Comme dans les vieux palais d’Ispahan, une immense ogive, pour auréoler le souverain, se découpe là-bas derrière ce trône aux blancheurs transparentes ; elle est ornée, ainsi que les plafonds, d’un enchevêtrement d’arabesques et d’une pluie de stalactites en cristal. Et tout cela rappelle le temps des rois Sophis ; c’est toujours ce même aspect de grotte enchantée que les anciens princes de la Perse donnaient à leurs demeures. Sur les côtés de la salle, des fresques représentent des chahs du temps passé, sanglés dans des gaines de brocart d’or, personnages invraisemblablement jeunes et jolis, aux sourcils arqués, aux yeux cerclés d’ombre, avec de trop longues barbes qui descendent de leurs joues roses, pour couler comme un flot de soie noire, jusqu’aux pierreries des ceintures.
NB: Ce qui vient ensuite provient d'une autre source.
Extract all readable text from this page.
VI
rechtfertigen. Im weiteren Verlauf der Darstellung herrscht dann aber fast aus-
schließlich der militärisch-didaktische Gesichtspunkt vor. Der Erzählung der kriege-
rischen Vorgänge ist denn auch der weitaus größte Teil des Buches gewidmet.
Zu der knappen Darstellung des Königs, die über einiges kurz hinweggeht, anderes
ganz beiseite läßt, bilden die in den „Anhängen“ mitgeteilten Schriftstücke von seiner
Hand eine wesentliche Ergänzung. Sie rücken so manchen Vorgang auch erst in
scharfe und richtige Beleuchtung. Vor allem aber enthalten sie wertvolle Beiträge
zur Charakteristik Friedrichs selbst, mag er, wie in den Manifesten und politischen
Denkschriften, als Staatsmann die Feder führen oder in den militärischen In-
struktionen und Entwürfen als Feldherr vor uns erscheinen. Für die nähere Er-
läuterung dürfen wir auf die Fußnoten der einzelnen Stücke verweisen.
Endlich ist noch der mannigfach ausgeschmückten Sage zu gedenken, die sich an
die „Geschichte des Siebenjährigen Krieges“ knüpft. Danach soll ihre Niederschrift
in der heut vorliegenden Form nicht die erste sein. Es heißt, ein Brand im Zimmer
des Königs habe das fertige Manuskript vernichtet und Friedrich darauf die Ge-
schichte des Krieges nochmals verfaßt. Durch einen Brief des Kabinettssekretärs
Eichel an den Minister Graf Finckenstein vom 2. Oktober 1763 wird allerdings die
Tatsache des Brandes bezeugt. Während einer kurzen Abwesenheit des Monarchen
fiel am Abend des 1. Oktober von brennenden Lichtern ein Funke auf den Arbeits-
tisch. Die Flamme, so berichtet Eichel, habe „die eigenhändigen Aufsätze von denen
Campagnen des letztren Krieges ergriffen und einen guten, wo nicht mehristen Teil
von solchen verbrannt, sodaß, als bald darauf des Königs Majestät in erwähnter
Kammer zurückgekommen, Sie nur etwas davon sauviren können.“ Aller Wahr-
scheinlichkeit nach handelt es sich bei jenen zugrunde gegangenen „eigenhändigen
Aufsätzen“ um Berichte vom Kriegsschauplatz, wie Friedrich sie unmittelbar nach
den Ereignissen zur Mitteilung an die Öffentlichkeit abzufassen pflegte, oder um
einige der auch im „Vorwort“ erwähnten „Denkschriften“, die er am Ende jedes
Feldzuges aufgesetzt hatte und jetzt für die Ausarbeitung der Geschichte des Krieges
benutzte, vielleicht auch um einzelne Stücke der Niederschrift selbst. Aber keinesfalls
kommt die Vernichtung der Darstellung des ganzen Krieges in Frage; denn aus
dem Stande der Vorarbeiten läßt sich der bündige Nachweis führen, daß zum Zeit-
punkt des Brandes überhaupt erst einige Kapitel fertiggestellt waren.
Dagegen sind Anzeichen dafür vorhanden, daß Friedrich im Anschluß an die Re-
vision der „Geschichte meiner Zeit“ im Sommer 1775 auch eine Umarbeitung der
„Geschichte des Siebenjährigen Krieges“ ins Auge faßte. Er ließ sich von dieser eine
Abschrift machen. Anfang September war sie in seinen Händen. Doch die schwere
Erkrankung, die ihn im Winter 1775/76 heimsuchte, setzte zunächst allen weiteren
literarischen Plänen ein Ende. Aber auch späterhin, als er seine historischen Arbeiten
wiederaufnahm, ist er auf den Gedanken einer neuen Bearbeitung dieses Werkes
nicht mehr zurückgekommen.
Un de nous, de temps à autre, soulève un coin du grand voile, afin de laisser filtrer un rayon de lumière dans cette demi-nuit ; alors, aux plafonds obscurs, les stalactites de cristal jettent des feux comme les diamans. Nous sommes un peu en contravention, en fraude ; cela rend plus amusante cette furtive promenade. Et un chat, un vrai, — si des Persans me lisent, qu’ils me pardonnent cet inoffensif rapprochement de mots, — un beau chat angora, bien fourré, aimable et habitué aux caresses, qui est en ce moment le seul maître de ces splendeurs impériales, un chat assis sur le trône même, nous regarde aller et venir avec un air de majestueuse condescendance.

Quand nous sortons de là, pour faire encore une fois le tour des pièces d’eau, même silence partout et même solitude persisitante. Les cygnes glissent tranquillement sur ces miroirs ; ils tracent des sillages qui dérangent les reflets des hautes parois en faïence rose, des grands cyprès, des grands lauriers, des fleurs et des nostalgiques bosquets. Rien d’autre ne bouge dans le palais, pas même les branches, car il ne vente plus ; on n’entend que les gouttelettes tomber des feuillages encore mouillés.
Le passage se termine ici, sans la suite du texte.